CMS reported that it will work with the Academy of Molecular Imaging-sponsored National Oncologic PET Registry (NOPR) to collect data to assist in managing patients with various forms of cancer.

“Working closely with NOPR is another example of CMS collaborating with the physician community to enhance the availability of innovative treatments and improve patient care,“ said Mark McClellan, CMS administrator.

The announcement follows CMS's decision early last year to expand coverage of PET scans for brain, cervical, ovarian, pancreatic, small cell lung, and testicular cancers, as well as a broad range of other cancers not covered in prior national coverage determinations.

The NOPR is sponsored by the AMI and is managed by the American College of Radiology (Reston, Virginia) through the American College of Radiology Imaging Network and the AMI. The NOPR is a national, Internet-based, data repository that gathers PET data from beneficiaries and providers and to report on that data.

AMA backs 'pay for performance'

Pay for performance, a plan designed to link Medicare payments to quality and supporting President George Bush's promise to develop more public information concerning the quality of healthcare delivery, has been given a strong push by the American Medical Association (AMA; Chicago).

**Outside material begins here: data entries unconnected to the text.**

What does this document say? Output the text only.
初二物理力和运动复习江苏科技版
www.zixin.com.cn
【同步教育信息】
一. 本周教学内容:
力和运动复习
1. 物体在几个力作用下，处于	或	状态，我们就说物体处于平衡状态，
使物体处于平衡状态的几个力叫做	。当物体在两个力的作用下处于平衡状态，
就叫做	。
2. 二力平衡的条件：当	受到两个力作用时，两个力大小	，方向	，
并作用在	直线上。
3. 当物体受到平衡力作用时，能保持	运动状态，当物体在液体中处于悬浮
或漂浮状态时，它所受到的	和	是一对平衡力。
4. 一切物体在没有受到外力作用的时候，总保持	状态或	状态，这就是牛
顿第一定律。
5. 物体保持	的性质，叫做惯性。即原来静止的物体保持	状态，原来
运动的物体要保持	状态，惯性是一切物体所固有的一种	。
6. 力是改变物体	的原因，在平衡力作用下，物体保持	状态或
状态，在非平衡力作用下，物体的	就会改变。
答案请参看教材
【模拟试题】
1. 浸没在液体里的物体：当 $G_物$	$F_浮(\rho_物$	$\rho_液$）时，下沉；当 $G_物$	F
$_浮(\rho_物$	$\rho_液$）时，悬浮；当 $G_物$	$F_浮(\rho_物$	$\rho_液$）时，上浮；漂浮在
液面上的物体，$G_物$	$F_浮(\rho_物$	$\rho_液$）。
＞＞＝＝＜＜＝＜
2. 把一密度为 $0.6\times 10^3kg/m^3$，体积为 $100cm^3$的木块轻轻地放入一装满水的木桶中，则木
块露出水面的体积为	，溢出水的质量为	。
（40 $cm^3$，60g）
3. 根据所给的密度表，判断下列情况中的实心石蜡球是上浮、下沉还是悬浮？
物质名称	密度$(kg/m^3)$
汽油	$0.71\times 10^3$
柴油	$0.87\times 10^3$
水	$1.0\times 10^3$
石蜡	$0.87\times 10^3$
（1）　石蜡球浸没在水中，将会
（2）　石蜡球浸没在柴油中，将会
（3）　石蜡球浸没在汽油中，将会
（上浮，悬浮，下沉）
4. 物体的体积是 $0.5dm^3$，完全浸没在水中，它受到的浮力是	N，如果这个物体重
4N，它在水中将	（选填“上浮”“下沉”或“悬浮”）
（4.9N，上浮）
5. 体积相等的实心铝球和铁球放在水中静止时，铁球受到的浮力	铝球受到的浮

The AMA reportedly has signed a pact with Congress promising to develop more than 100 standard measures of performance intended to serve as a baseline for performance initiatives. The performance measures will focus on diagnostic tests and treatments that are known to produce better outcomes.

The idea has strong support in Congress and from AARP (Washington), which lobbies for older Americans.

Under the accord between leaders of Congress and the AMA, groups of doctors are to develop about 140 physician performance measures covering 34 clinical areas by the end of this year.